The study found that nearly two thirds of victims lost money as a result of the fraud, with most victims losing "relatively modest amounts" (39% losing less than €249).
The Central Bank research identified investment fraud as a "particular concern", with the regulator saying that although it impacted just 7% of respondents, investment-fraud victims typically lose more substantial amounts.
According to the findings, online-purchase scams were the most common type of fraud (affecting 48% of victims), followed by debit and credit card fraud (34%).
Other prevalent scams included delivery service impersonation (15%) and phishing/email scams (13%).
The report said "risky online behaviours" were the "single strongest predictor of fraud experience - more influential than age, income, or education level".
Such behaviours included making purchases from unfamiliar websites, sharing banking or payment card details through insecure channels like email or messaging apps, and sending money to people met online but never in person.
The study also found 38% of fraud victims never reported their experience to their financial service provider or any authority, despite the research finding a "clear correlation" between reporting fraud and recovering lost funds.

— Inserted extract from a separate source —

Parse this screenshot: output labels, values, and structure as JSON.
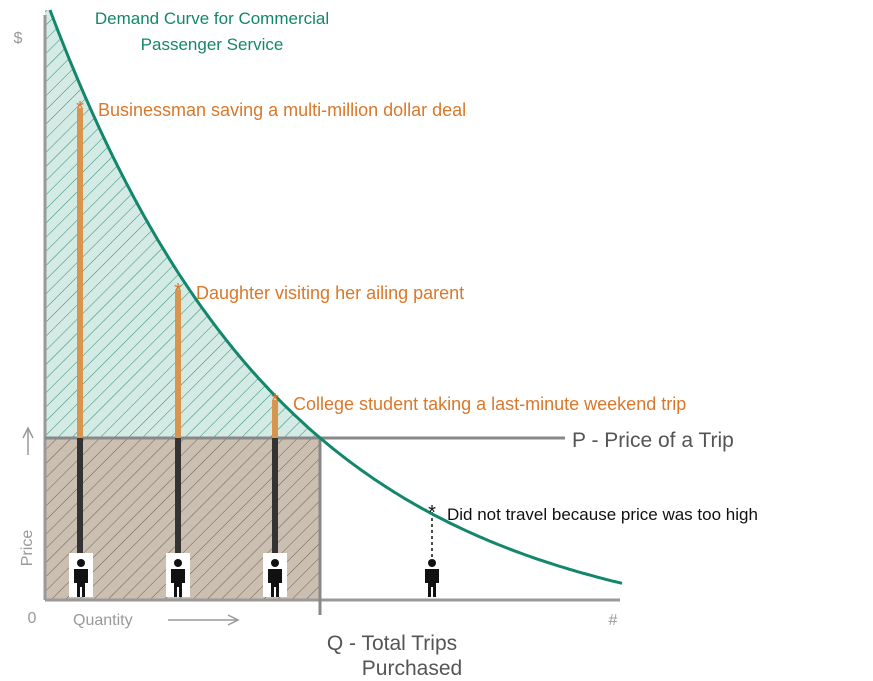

It said that among victims who reported fraud to their bank, An Garda Síochána or another relevant authority, 57% were able to recover their money.

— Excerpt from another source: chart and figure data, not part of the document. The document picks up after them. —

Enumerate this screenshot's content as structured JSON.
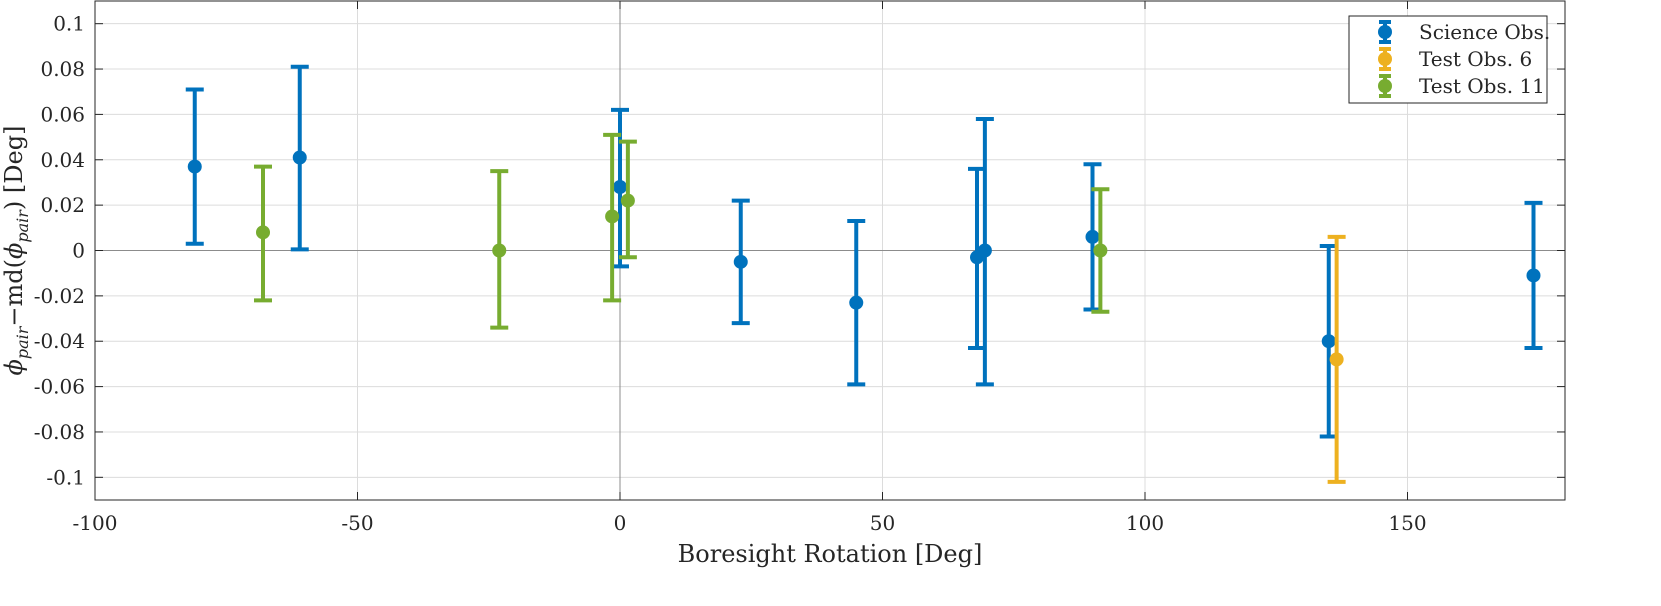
{
  "chart_data": {
    "type": "scatter",
    "title": "",
    "xlabel": "Boresight Rotation [Deg]",
    "ylabel": {
      "phi": "ϕ",
      "sub": "pair",
      "minus": "−md(",
      "close": ") [Deg]"
    },
    "xlim": [
      -100,
      180
    ],
    "ylim": [
      -0.11,
      0.11
    ],
    "xticks": [
      -100,
      -50,
      0,
      50,
      100,
      150
    ],
    "xtick_labels": [
      "-100",
      "-50",
      "0",
      "50",
      "100",
      "150"
    ],
    "yticks": [
      0.1,
      0.08,
      0.06,
      0.04,
      0.02,
      0,
      -0.02,
      -0.04,
      -0.06,
      -0.08,
      -0.1
    ],
    "ytick_labels": [
      "0.1",
      "0.08",
      "0.06",
      "0.04",
      "0.02",
      "0",
      "-0.02",
      "-0.04",
      "-0.06",
      "-0.08",
      "-0.1"
    ],
    "grid": true,
    "legend_position": "top-right",
    "series": [
      {
        "name": "Science Obs.",
        "color": "#0072BD",
        "points": [
          {
            "x": -81,
            "y": 0.037,
            "lo": 0.003,
            "hi": 0.071
          },
          {
            "x": -61,
            "y": 0.041,
            "lo": 0.0005,
            "hi": 0.081
          },
          {
            "x": 0,
            "y": 0.028,
            "lo": -0.007,
            "hi": 0.062
          },
          {
            "x": 23,
            "y": -0.005,
            "lo": -0.032,
            "hi": 0.022
          },
          {
            "x": 45,
            "y": -0.023,
            "lo": -0.059,
            "hi": 0.013
          },
          {
            "x": 68,
            "y": -0.003,
            "lo": -0.043,
            "hi": 0.036
          },
          {
            "x": 69.5,
            "y": 0.0,
            "lo": -0.059,
            "hi": 0.058
          },
          {
            "x": 90,
            "y": 0.006,
            "lo": -0.026,
            "hi": 0.038
          },
          {
            "x": 135,
            "y": -0.04,
            "lo": -0.082,
            "hi": 0.002
          },
          {
            "x": 174,
            "y": -0.011,
            "lo": -0.043,
            "hi": 0.021
          }
        ]
      },
      {
        "name": "Test Obs. 6",
        "color": "#EDB120",
        "points": [
          {
            "x": 136.5,
            "y": -0.048,
            "lo": -0.102,
            "hi": 0.006
          }
        ]
      },
      {
        "name": "Test Obs. 11",
        "color": "#77AC30",
        "points": [
          {
            "x": -68,
            "y": 0.008,
            "lo": -0.022,
            "hi": 0.037
          },
          {
            "x": -23,
            "y": 0.0,
            "lo": -0.034,
            "hi": 0.035
          },
          {
            "x": -1.5,
            "y": 0.015,
            "lo": -0.022,
            "hi": 0.051
          },
          {
            "x": 1.5,
            "y": 0.022,
            "lo": -0.003,
            "hi": 0.048
          },
          {
            "x": 91.5,
            "y": 0.0,
            "lo": -0.027,
            "hi": 0.027
          }
        ]
      }
    ]
  }
}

However, just 13% of those who didn't report the fraud recovered their funds.
According to latest figures from the Central Bank, total reported payment fraud in Ireland reached €160 million in 2024, which was a 24.5% increase from the previous year.
However, the regulator's fraud research suggests the true impact on consumers may be significantly underestimated.
Commenting on the report, Central Bank Deputy Governor Colm Kincaid said: "Reporting to your financial service provider makes it more likely your money can be recovered and where you did not specifically authorise the payment transaction you have a statutory right to a refund, subject to limited exceptions.
"By reporting, you may also help others by making your financial service provider aware of the fraud," he added.
The findings were based on a nationally representative survey of almost 3,000 adults carried out between December 2024 and January 2025.